Le spectre de la folie et “l’imaginaire actif”
« Vie ? ou Théâtre ? » est présenté par Charlotte Salomon (morte à 26 ans et enceinte à Auschwitz après son arrestation à Villefranche sur mer) comme une opérette. Cette série de gouaches fut créée par l’artiste tandis qu’elle fredonnait. Pour preuve, les pages de ce “recueil” en story-board sont remplies de références musicales.
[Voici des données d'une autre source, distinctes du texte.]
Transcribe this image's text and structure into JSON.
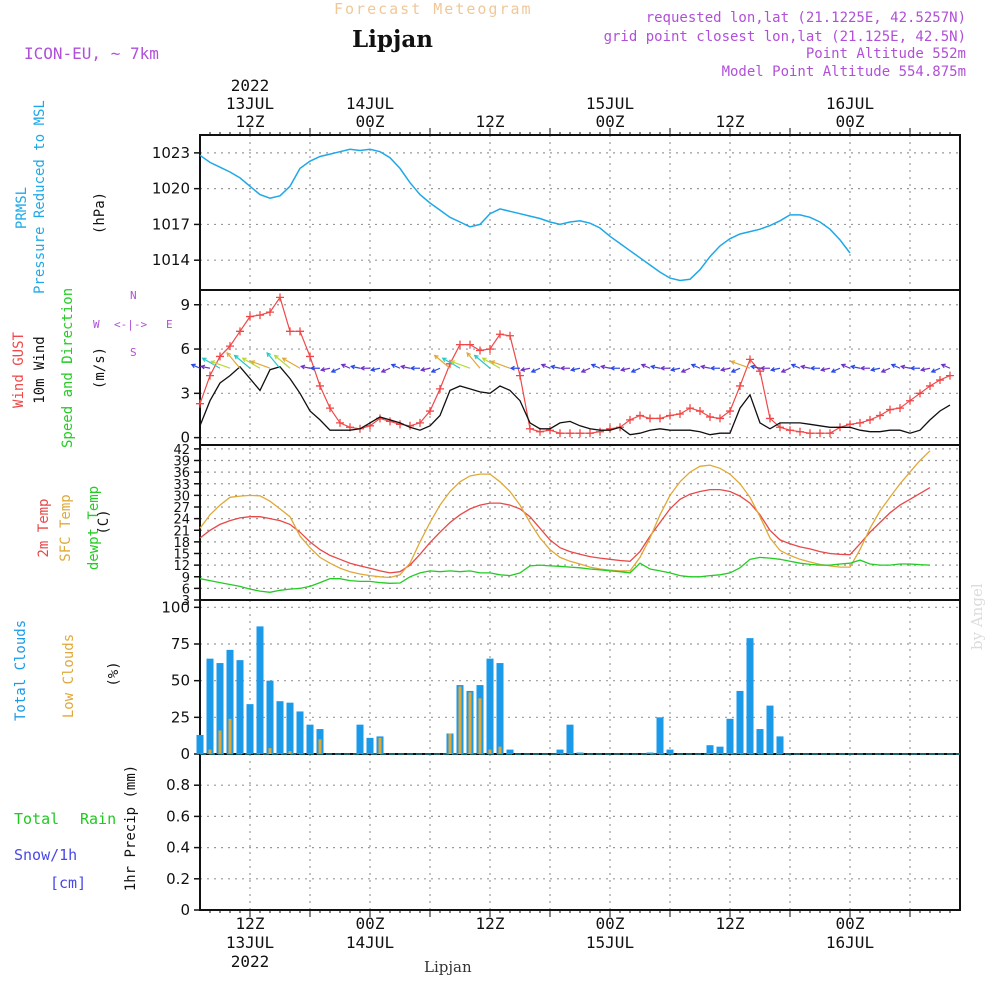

Afin de le rappeler, l’expositions de Londres est présentée comme sept moments musicaux dans sept salles sombres où les images se lisent sous des airs de Weber, Gluck, Bizet, Bach, Schubert et même une chanson populaire de Paula Lindberg.
Peu intéressée par sa culture juive, elle est fascinée par la dépression et le suicide qui décima sa famille maternelle. L’ensemble des gouaches est en conséquence quasiment bi-polaire : d’un côté des scènes claires et joyeuses, de l’autre des scènes déprimantes et sombres. L’auteur s’y dédouble dans une fiction où elle scénarise une héroïne qui décale sa propre vision.
Les influences artistiques sont nombreuses : parfois clairement citées ( Michel-Ange et sa chapelle Sixtine caricaturée), parfois par des rappels allusifs (tournesol de van Gogh, baiser de Munch, etc.). Chaque vignette est créée afin de croquer une ambiance qui tient de l’art brut et de la BD. La force immédiate de l’expression et la non-sophistication sont de mise même si parfois certains dessins dérogent à cette règle.
Charlotte Salomon semble regarder les événements tragiques qui frappent pourtant sa communauté avec distance. Il y a bien quelques allusions aux défilé nazis mais elle s’intéresse à l’histoire familiale qui la terrorise plus que le péril brun. Les persécutions sont absentes de son oeuvre et dans ce récit visuel seule la grand-mère de l’artiste en éprouve le risque.
Certes, l’oeuvre de Charlotte Salomon (essentiellement conservée au Musée juif d’Amsterdam) est trop souvent présentée avant tout comme un témoignage d’anticipation sur la Shoah et comme un équivalent pictural du Journal d’Anne Frank. Mais c’est là biaiser l’oeuvre.
Charlotte Salomon ne cesse de raconter l’histoire d’un femme qu’on voulut faire passer pour timide et frigide. Ce que contredisent ses gouaches fort peu platoniques en particulier lorsqu’elle représente des séducteurs lâches, obscènes et de tout âge Par son œuvre, l’artiste ne cessa de transformer sa vie et de surmonter le spectre de la folie qui planait sur elle.
C’est ce qui fait de Vie ? ou Théâtre ? une oeuvre fascinante, moins historique que psychanalytique. Elle répond à ce titre de ce que Jung nomma “l’imaginaire actif” qui permet par l’art de revivre sa vie et de se recréer - du moins en partie.
jean-paul gavard-perret
Charlotte Salomon, Life ? or Theatre ?, Jewish Museum, Londres, du 8 novembre 2019 au 1er mars 2020.